To get to that high level, what does the CMIO have to develop in her/himself?
What I’ve educated myself on are a number of topics, including organizational finance. You have to understand operating via capital revenue; you have to understanding the financing of the organization and the functions involved in that financing. The other thing is a more global knowledge of the healthcare system. And I’ve learned that over time by being engaged at the leadership level. But a CMIO coming in would benefit from, if not a whole MBA or MHA, at least MBA or MHA coursework around healthcare strategy and policy.
There's also a leadership training or self-education that has to occur, right?
Yes, absolutely. The job is no longer about convincing physicians to use EHRs; that’s been played out. Now, it’s engaging people in the organization around strategic goals, and engaging people around how to do that.
What will happen in the next few years?
If you look at the Gartner study that just came out, on overall, looking at where CMIOs are right now, in terms of reporting structure, etc., the reporting structure is actively changing. Fewer and fewer CMIOs are reporting to the CIO; more and more are reporting to the CMO and even the CEO. That shows you how the role is changing.

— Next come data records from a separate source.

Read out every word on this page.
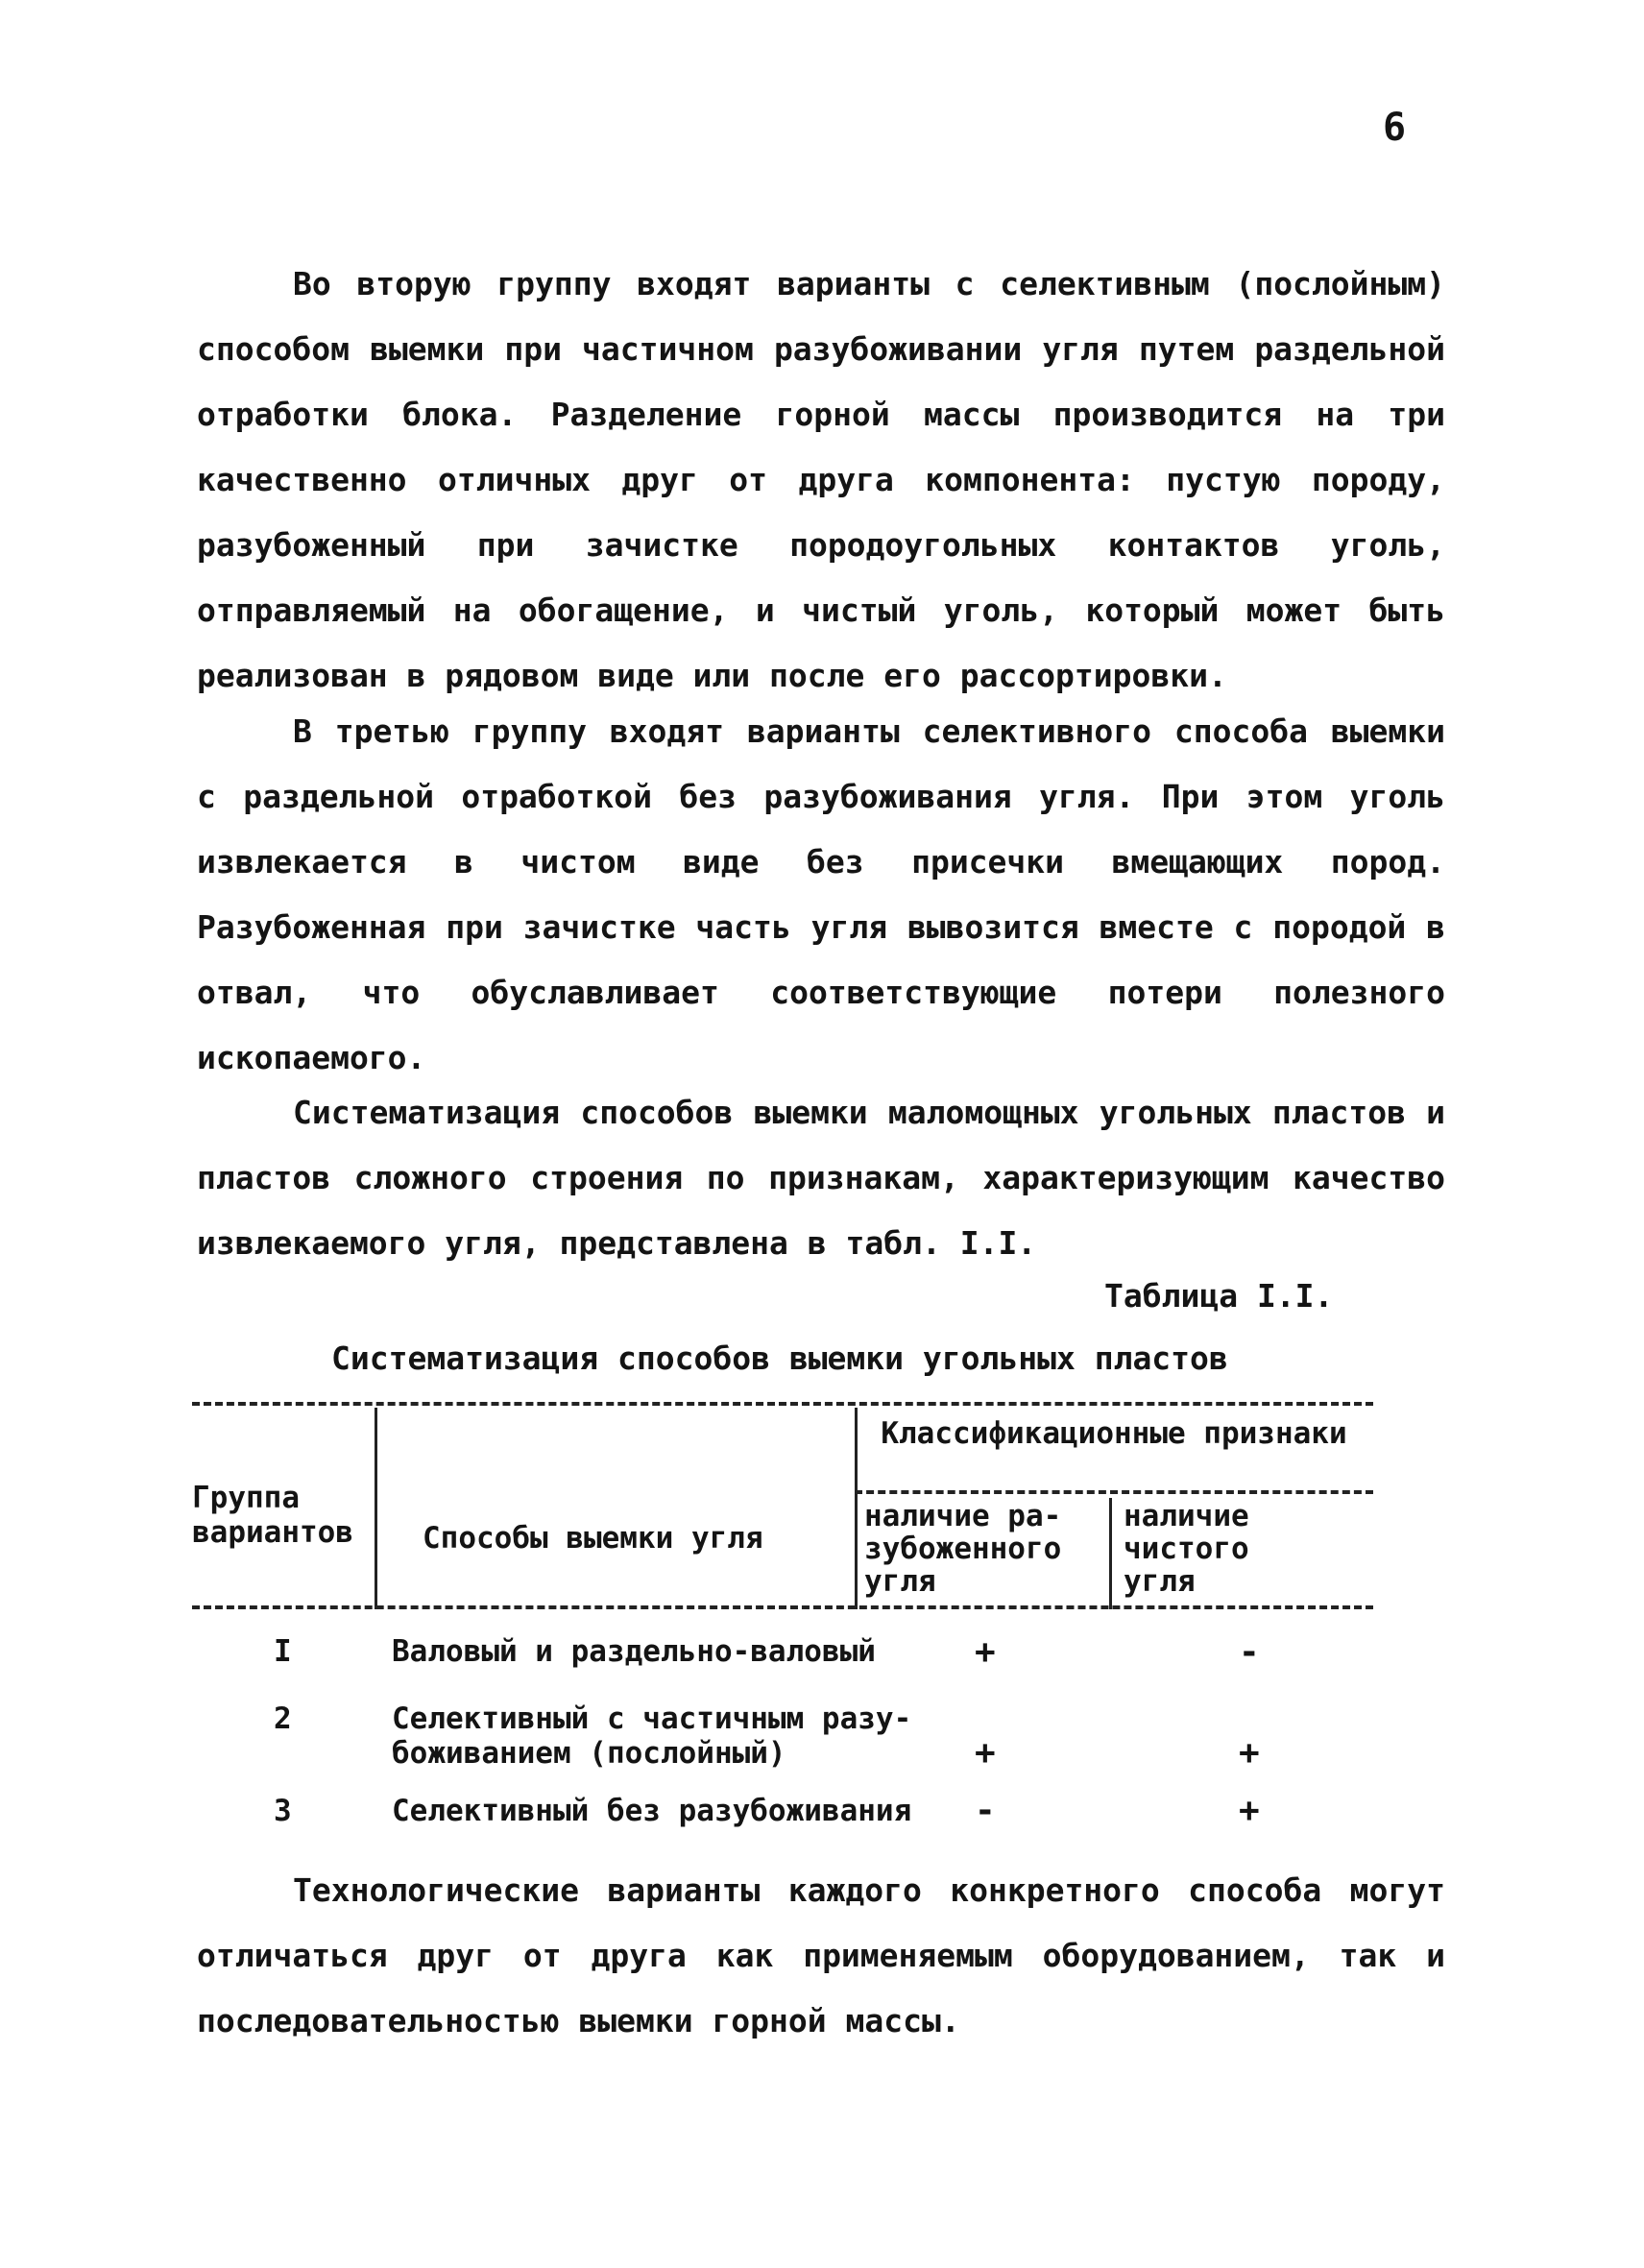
6

Во вторую группу входят варианты с селективным (послойным) способом выемки при частичном разубоживании угля путем раздельной отработки блока. Разделение горной массы производится на три качественно отличных друг от друга компонента: пустую породу, разубоженный при зачистке породоугольных контактов уголь, отправляемый на обогащение, и чистый уголь, который может быть реализован в рядовом виде или после его рассортировки.

В третью группу входят варианты селективного способа выемки с раздельной отработкой без разубоживания угля. При этом уголь извлекается в чистом виде без присечки вмещающих пород. Разубоженная при зачистке часть угля вывозится вместе с породой в отвал, что обуславливает соответствующие потери полезного ископаемого.

Систематизация способов выемки маломощных угольных пластов и пластов сложного строения по признакам, характеризующим качество извлекаемого угля, представлена в табл. I.I.

Таблица I.I.
Систематизация способов выемки угольных пластов
Группа
вариантов	Способы выемки угля
Классификационные признаки
наличие ра-
зубоженного
угля
наличие
чистого
угля
I	Валовый и раздельно-валовый	+	-
2	Селективный с частичным разу-
боживанием (послойный)	+	+
3	Селективный без разубоживания -	+

Технологические варианты каждого конкретного способа могут отличаться друг от друга как применяемым оборудованием, так и последовательностью выемки горной массы.
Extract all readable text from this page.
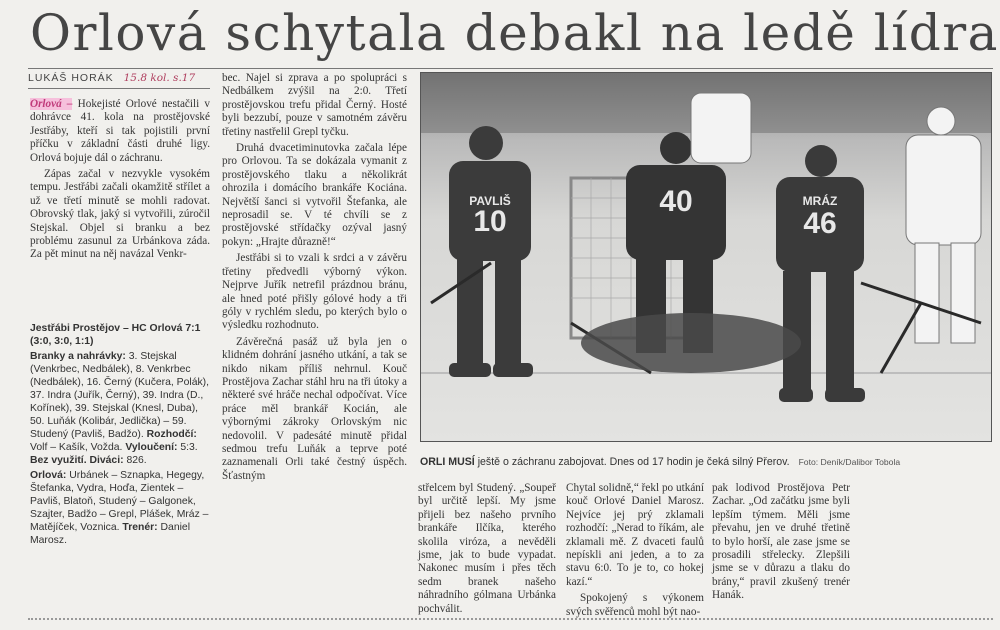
Orlová schytala debakl na ledě lídra
LUKÁŠ HORÁK 15.8 kol. s.17

Orlová – Hokejisté Orlové nestačili v dohrávce 41. kola na prostějovské Jestřáby, kteří si tak pojistili první příčku v základní části druhé ligy. Orlová bojuje dál o záchranu.

Zápas začal v nezvykle vysokém tempu. Jestřábi začali okamžitě střílet a už ve třetí minutě se mohli radovat. Obrovský tlak, jaký si vytvořili, zúročil Stejskal. Objel si branku a bez problému zasunul za Urbánkova záda. Za pět minut na něj navázal Venkr-

Jestřábi Prostějov – HC Orlová 7:1 (3:0, 3:0, 1:1)
Branky a nahrávky: 3. Stejskal (Venkrbec, Nedbálek), 8. Venkrbec (Nedbálek), 16. Černý (Kučera, Polák), 37. Indra (Juřík, Černý), 39. Indra (D., Kořínek), 39. Stejskal (Knesl, Duba), 50. Luňák (Kolibár, Jedlička) – 59. Studený (Pavliš, Badžo). Rozhodčí: Volf – Kašík, Vožda. Vyloučení: 5:3. Bez využití. Diváci: 826.
Orlová: Urbánek – Sznapka, Hegegy, Štefanka, Vydra, Hoďa, Zientek – Pavliš, Blatoň, Studený – Galgonek, Szajter, Badžo – Grepl, Plášek, Mráz – Matějíček, Voznica. Trenér: Daniel Marosz.

bec. Najel si zprava a po spolupráci s Nedbálkem zvýšil na 2:0. Třetí prostějovskou trefu přidal Černý. Hosté byli bezzubí, pouze v samotném závěru třetiny nastřelil Grepl tyčku.

Druhá dvacetiminutovka začala lépe pro Orlovou. Ta se dokázala vymanit z prostějovského tlaku a několikrát ohrozila i domácího brankáře Kociána. Největší šanci si vytvořil Štefanka, ale neprosadil se. V té chvíli se z prostějovské střídačky ozýval jasný pokyn: „Hrajte důrazně!“

Jestřábi si to vzali k srdci a v závěru třetiny předvedli výborný výkon. Nejprve Juřík netrefil prázdnou bránu, ale hned poté přišly gólové hody a tři góly v rychlém sledu, po kterých bylo o výsledku rozhodnuto.

Závěrečná pasáž už byla jen o klidném dohrání jasného utkání, a tak se nikdo nikam příliš nehrnul. Kouč Prostějova Zachar stáhl hru na tři útoky a některé své hráče nechal odpočívat. Více práce měl brankář Kocián, ale výbornými zákroky Orlovským nic nedovolil. V padesáté minutě přidal sedmou trefu Luňák a teprve poté zaznamenali Orli také čestný úspěch. Šťastným

PAVLIŠ
10
40	MRÁZ
46
ORLI MUSÍ ještě o záchranu zabojovat. Dnes od 17 hodin je čeká silný Přerov. Foto: Deník/Dalibor Tobola

střelcem byl Studený. „Soupeř byl určitě lepší. My jsme přijeli bez našeho prvního brankáře Ilčíka, kterého skolila viróza, a nevěděli jsme, jak to bude vypadat. Nakonec musím i přes těch sedm branek našeho náhradního gólmana Urbánka pochválit.

Chytal solidně,“ řekl po utkání kouč Orlové Daniel Marosz. Nejvíce jej prý zklamali rozhodčí: „Nerad to říkám, ale zklamali mě. Z dvaceti faulů nepískli ani jeden, a to za stavu 6:0. To je to, co hokej kazí.“

Spokojený s výkonem svých svěřenců mohl být nao-

pak lodivod Prostějova Petr Zachar. „Od začátku jsme byli lepším týmem. Měli jsme převahu, jen ve druhé třetině to bylo horší, ale zase jsme se prosadili střelecky. Zlepšili jsme se v důrazu a tlaku do brány,“ pravil zkušený trenér Hanák.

In your view, then, to whom should the CMIO report?
I still think either directly to the CEO, or to the CMO, are the two best reporting structures for the CMIO. The goal has really changed from that technical IT focus to more of a strategic focus in the organization.
What advice would you have for CMIOs and for other clinical informaticists going into these top roles?
As much as possible, get exposure to the hospital leadership leading the agenda, and pay close attention to the strategic goals of the organization, and how the EHR and other systems—a lot of CMIOs have leadership over data warehouses and analytics systems, too—how those systems can fulfill the needs of the organization—figuring out the prioritization.
Would anything about that advice and those perspectives be different for CNIOs?
I don’t think so, and a lot of organizations are now creating a single role, the CHIO. And quite frankly, that’s what my role is; my title is CMIO, but I function as a CHIO of the organization. The focus of the job is really much more global both in terms of whom you report to and your scope of work.